Safetyville expected at least 2,500 visitors this year. Because Safetyville is a private, not-for profit children's safety training center, events like the Halloween Haunt help keep the center running.
"The money that they make here supports Safetyville USA's youth safety education programs," Garcia said.
Safetyville is a miniature simulation of a town, complete with sidewalks, streetlights, gas stations and even a McDonald's. It was created in 1984 to help promote street safety for children, and approximately 10,000 children visit the center each year.
"It's all of the games I had made 21 years ago at the California Youth Authority," said Safetyville's Board of Directors member Fred Bell. "This turnout is very nice, perfect weather, great costumes and I think they're in for a really big treat."
On Saturday, the miniature streets were filled with little visitors dressed up in costumes - ready to trick or treat.
Like Emma, 6, who was a butterfly (or a fairy), many of the children showed up in costumes. Disney princesses, Mario from the "Super Mario Bros." video game, Yoda and even a paper mache Earth were seen running around all day.
"This place is pretty awesome. I think I'm going to enjoy it," Emma said.
Children were seen gathering around snow cone booths, miniature golf and an endangered species booth run by Star Eco Station.
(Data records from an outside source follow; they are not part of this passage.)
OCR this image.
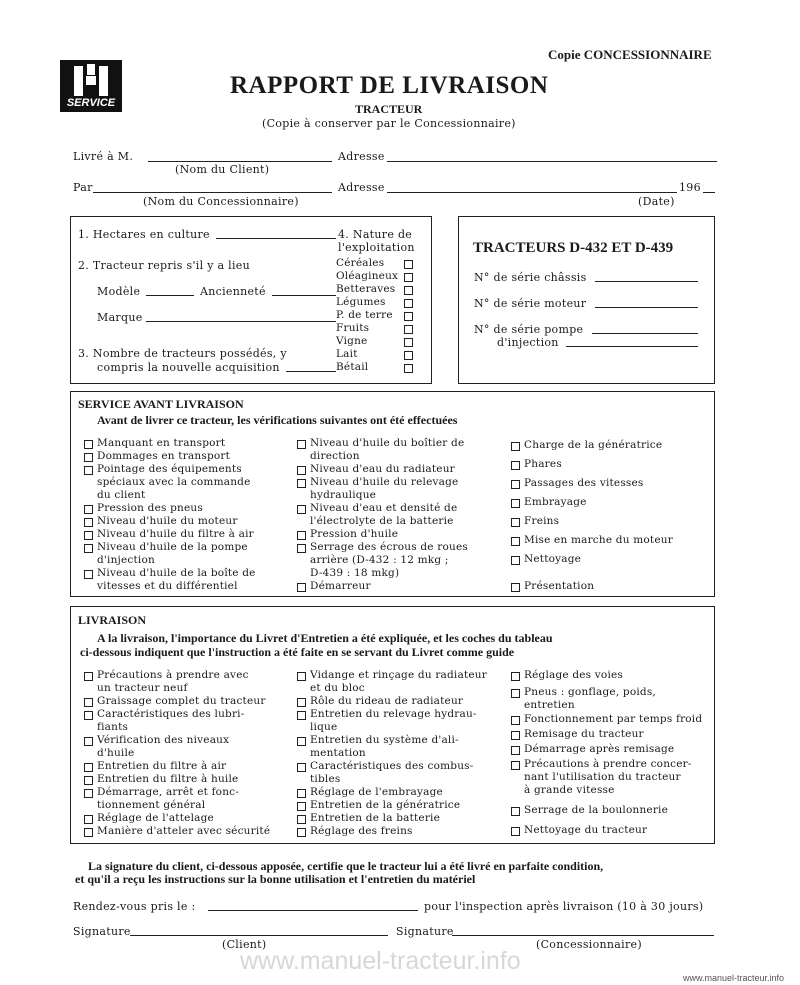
Copie CONCESSIONNAIRE
SERVICE
RAPPORT DE LIVRAISON
TRACTEUR
(Copie à conserver par le Concessionnaire)
Livré à M.	Adresse
(Nom du Client)
Par	Adresse	196
(Nom du Concessionnaire)	(Date)
1. Hectares en culture
2. Tracteur repris s'il y a lieu
Modèle	Ancienneté
Marque
3. Nombre de tracteurs possédés, y
compris la nouvelle acquisition
4. Nature de
l'exploitation
Céréales
Oléagineux
Betteraves
Légumes
P. de terre
Fruits
Vigne
Lait
Bétail
TRACTEURS D-432 ET D-439
N° de série châssis
N° de série moteur
N° de série pompe
d'injection
SERVICE AVANT LIVRAISON
Avant de livrer ce tracteur, les vérifications suivantes ont été effectuées
Manquant en transport
Dommages en transport
Pointage des équipements
spéciaux avec la commande
du client
Pression des pneus
Niveau d'huile du moteur
Niveau d'huile du filtre à air
Niveau d'huile de la pompe
d'injection
Niveau d'huile de la boîte de
vitesses et du différentiel
Niveau d'huile du boîtier de
direction
Niveau d'eau du radiateur
Niveau d'huile du relevage
hydraulique
Niveau d'eau et densité de
l'électrolyte de la batterie
Pression d'huile
Serrage des écrous de roues
arrière (D-432 : 12 mkg ;
D-439 : 18 mkg)
Démarreur
Charge de la génératrice
Phares
Passages des vitesses
Embrayage
Freins
Mise en marche du moteur
Nettoyage
Présentation
LIVRAISON
A la livraison, l'importance du Livret d'Entretien a été expliquée, et les coches du tableau
ci-dessous indiquent que l'instruction a été faite en se servant du Livret comme guide
Précautions à prendre avec
un tracteur neuf
Graissage complet du tracteur
Caractéristiques des lubri-
fiants
Vérification des niveaux
d'huile
Entretien du filtre à air
Entretien du filtre à huile
Démarrage, arrêt et fonc-
tionnement général
Réglage de l'attelage
Manière d'atteler avec sécurité
Vidange et rinçage du radiateur
et du bloc
Rôle du rideau de radiateur
Entretien du relevage hydrau-
lique
Entretien du système d'ali-
mentation
Caractéristiques des combus-
tibles
Réglage de l'embrayage
Entretien de la génératrice
Entretien de la batterie
Réglage des freins
Réglage des voies
Pneus : gonflage, poids,
entretien
Fonctionnement par temps froid
Remisage du tracteur
Démarrage après remisage
Précautions à prendre concer-
nant l'utilisation du tracteur
à grande vitesse
Serrage de la boulonnerie
Nettoyage du tracteur
La signature du client, ci-dessous apposée, certifie que le tracteur lui a été livré en parfaite condition,
et qu'il a reçu les instructions sur la bonne utilisation et l'entretien du matériel
Rendez-vous pris le :	pour l'inspection après livraison (10 à 30 jours)
Signature	Signature
(Client)	(Concessionnaire)
www.manuel-tracteur.info
www.manuel-tracteur.info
Mandy Deemers, employee at the Star Eco Station, was in charge of the booth.
"Basically what we're doing here today is community outreach," Deemers said. "What we do is educate kids and promote safety."
Children could learn about endangered species and interact with the reptiles such as a tortoise, a bearded dragon and a few smaller lizards.
There was plenty to see and do, with face painting available, pumpkins for sale, vendors to pass out cotton candy and other tasty treats, a spooky corn maze and a bounce house. On the main stage there was singing and dancing, and toward the end, a magic show.
Nick Wilson, 13, has been volunteering at Safetyville for a year.
"It's really fun I get to do a lot of different things, and meet all the people," Nick said.
A lot of adults seek the event because they believe it is a much safer alternative than going door-to-door trick or treating on Halloween.
"This is our first time at the event," said Sarah Pecshe, a mother visiting Safetyville. "It definitely feels better than going house to house when you don't know who's behind the door."
Suzan Norris, mother of two, said she enjoys the event because of the family-oriented fun.
"I think this is kinda cool," Norris said. "You can take your kids out and spend family time. They have a lot of nice activities for the kids."
The event was also great for the volunteers, students from Sac State and the surrounding area, who got to dress up in costume and interact with the kids, while teaching them how to safely navigate around on Halloween.
The CHP booth handed out fliers and pamphlets explaining the dangers of Halloween and how to safely avoid them while still having fun.
"I brought them here so they can have fun, I think it's safer than most places," said Steve Toar, father of two.
In the end, the Halloween Haunt allowed volunteers and families to have a good time while learning about safety, and everyone left with at least a pocket full of candy.